The computer lab had about 20 refurbished PCs along with some printers and a scanner. The fourth graders were in there using a program to help them correct their math homework (long multiplication). They seemed very focused, with little notebooks on their laps containing the equations they had drawn out by hand, and they were then using the computers to check their answers.

As we walked out of the lab, I noticed a 3 ft. wide satellite antenna on the roof of one of the buildings. "What's that for?" I asked. No one seemed to know, and one of the ministry of education people had to ask around and finally came up with an answer: "Some person donated it to the school for Internet access, but then stopped paying the satellite bill, so it doesn't work".
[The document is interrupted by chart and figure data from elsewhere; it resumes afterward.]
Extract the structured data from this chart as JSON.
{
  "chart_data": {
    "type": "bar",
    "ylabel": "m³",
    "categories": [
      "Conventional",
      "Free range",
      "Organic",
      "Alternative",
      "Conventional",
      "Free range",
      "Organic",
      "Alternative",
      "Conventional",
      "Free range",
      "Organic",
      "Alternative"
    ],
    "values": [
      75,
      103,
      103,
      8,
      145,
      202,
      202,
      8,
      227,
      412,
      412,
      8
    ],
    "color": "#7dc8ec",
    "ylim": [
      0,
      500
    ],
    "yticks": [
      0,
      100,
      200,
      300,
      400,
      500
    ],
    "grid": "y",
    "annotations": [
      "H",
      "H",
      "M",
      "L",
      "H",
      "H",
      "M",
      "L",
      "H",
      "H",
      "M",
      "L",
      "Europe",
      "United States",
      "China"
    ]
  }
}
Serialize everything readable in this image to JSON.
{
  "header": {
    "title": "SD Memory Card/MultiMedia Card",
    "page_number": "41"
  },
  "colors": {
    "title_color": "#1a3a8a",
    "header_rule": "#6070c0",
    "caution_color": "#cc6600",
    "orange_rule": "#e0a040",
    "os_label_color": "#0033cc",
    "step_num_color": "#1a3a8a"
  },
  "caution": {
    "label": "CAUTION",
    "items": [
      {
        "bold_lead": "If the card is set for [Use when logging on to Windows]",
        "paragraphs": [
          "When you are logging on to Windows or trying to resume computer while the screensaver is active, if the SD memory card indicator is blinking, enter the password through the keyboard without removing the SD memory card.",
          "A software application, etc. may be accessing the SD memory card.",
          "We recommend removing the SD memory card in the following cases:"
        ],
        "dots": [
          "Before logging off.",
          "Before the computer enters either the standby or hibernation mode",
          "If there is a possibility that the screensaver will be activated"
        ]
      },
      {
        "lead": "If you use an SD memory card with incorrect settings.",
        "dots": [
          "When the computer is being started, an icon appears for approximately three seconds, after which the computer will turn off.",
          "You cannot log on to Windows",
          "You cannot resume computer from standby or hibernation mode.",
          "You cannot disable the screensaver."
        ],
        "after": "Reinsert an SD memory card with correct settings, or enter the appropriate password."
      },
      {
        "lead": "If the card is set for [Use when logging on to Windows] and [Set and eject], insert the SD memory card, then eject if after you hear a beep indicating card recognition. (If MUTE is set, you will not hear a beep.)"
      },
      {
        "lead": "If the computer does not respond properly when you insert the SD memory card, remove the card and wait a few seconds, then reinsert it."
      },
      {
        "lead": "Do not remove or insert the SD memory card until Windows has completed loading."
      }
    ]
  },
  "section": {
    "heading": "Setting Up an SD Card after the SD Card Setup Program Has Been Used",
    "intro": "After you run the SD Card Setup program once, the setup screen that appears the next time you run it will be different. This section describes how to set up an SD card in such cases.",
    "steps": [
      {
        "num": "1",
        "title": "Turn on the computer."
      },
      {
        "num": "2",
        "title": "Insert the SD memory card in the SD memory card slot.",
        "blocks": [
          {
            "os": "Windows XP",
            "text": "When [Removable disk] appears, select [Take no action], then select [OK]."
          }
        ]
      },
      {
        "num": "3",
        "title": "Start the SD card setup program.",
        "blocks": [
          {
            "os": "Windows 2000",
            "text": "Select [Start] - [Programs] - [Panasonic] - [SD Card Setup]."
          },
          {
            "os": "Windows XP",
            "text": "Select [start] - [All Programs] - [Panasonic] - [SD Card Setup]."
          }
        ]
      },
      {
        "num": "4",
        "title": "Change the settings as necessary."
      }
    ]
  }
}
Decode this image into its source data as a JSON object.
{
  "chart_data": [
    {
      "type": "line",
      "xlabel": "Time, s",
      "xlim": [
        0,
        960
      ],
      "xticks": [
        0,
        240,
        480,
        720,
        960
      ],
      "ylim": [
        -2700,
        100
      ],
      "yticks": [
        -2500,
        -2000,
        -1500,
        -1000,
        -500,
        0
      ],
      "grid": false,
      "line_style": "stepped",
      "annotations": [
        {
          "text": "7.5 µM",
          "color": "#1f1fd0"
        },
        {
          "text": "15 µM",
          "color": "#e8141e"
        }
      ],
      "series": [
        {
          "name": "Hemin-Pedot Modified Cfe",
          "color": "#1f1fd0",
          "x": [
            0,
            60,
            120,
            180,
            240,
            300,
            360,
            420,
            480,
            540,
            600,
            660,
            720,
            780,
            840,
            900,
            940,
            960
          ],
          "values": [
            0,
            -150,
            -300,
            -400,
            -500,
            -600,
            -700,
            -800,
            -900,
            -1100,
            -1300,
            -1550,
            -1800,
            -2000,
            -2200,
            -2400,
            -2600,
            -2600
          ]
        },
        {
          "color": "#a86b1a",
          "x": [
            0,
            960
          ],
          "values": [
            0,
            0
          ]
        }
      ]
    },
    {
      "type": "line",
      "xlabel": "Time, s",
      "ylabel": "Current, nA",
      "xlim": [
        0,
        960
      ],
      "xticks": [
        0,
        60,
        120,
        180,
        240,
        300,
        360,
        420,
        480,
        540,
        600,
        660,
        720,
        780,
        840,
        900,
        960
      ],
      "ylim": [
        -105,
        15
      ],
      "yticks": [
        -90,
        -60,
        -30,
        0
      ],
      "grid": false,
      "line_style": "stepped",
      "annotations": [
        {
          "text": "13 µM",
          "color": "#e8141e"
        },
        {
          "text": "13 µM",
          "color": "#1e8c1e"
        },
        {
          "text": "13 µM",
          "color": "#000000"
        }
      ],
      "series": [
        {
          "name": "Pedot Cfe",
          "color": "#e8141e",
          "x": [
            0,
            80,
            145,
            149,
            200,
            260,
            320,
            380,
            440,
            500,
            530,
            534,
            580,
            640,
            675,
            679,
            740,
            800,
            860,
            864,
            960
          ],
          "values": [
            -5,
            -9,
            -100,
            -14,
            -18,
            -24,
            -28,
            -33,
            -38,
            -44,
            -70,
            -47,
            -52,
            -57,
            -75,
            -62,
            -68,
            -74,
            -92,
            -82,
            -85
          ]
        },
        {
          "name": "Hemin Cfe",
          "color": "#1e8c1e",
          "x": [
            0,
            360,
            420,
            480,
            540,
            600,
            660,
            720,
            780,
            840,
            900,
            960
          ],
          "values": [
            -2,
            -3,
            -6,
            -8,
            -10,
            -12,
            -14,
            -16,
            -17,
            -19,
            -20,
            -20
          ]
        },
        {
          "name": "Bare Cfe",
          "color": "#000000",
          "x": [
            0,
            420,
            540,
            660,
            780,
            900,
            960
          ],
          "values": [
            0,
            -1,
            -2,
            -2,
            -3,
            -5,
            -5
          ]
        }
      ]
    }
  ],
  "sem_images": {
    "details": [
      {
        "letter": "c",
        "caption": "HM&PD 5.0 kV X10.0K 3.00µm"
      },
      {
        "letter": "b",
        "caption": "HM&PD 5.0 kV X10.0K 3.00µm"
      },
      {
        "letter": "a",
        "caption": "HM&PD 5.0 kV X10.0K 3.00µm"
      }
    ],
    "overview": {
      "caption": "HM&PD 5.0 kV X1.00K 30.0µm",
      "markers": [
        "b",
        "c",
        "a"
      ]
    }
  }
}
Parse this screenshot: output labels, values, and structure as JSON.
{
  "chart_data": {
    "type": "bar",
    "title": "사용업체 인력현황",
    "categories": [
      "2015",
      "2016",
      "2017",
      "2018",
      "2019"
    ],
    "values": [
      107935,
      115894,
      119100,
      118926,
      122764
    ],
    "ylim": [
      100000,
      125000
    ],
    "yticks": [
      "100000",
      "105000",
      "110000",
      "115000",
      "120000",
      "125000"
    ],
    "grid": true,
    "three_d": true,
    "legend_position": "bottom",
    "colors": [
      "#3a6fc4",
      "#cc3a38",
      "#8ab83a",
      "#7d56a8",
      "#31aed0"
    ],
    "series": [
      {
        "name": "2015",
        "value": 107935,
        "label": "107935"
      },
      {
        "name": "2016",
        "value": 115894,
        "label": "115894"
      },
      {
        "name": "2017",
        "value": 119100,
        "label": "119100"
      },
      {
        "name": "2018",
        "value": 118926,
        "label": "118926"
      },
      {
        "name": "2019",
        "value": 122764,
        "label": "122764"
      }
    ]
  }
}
I've thought about that answer all day. I bet when the satellite dish was installed, a person like me showed up for a ceremony complete with the balloons, flowers, assembled kids, and moms with the babies in slings. I bet they made a speech about the importance of connecting with the rest of the world, and how there will be a better future for the children enabled by technology. And then someone stopped paying the bill.

Guatemala is a country where an entry level teacher makes US$250 a month. It costs that teacher US$14 a month to buy a 128kb dialup connection. That's the equivalent of a recent college grad in the US paying $150 a month for a very slow NetZero dialup connection. So introducing high speed Internet access to a rural school in Guatemala is a BIG deal, even more so when the school has the policy of sharing the resource with everyone in the community, which is what this school does.

But it makes no sense to introduce the technology and then effectively take it away because we haven't figured out how to keep it running in places like Guatemala on an ongoing, locally-supported basis. That holds true whether it's Internet access, $100 laptops or any other technology with the promise of improving people's lives. This is what we mean by sustained social and economic opportunity. There needs to be a model that enables the community to keep it and manage it once it gets there.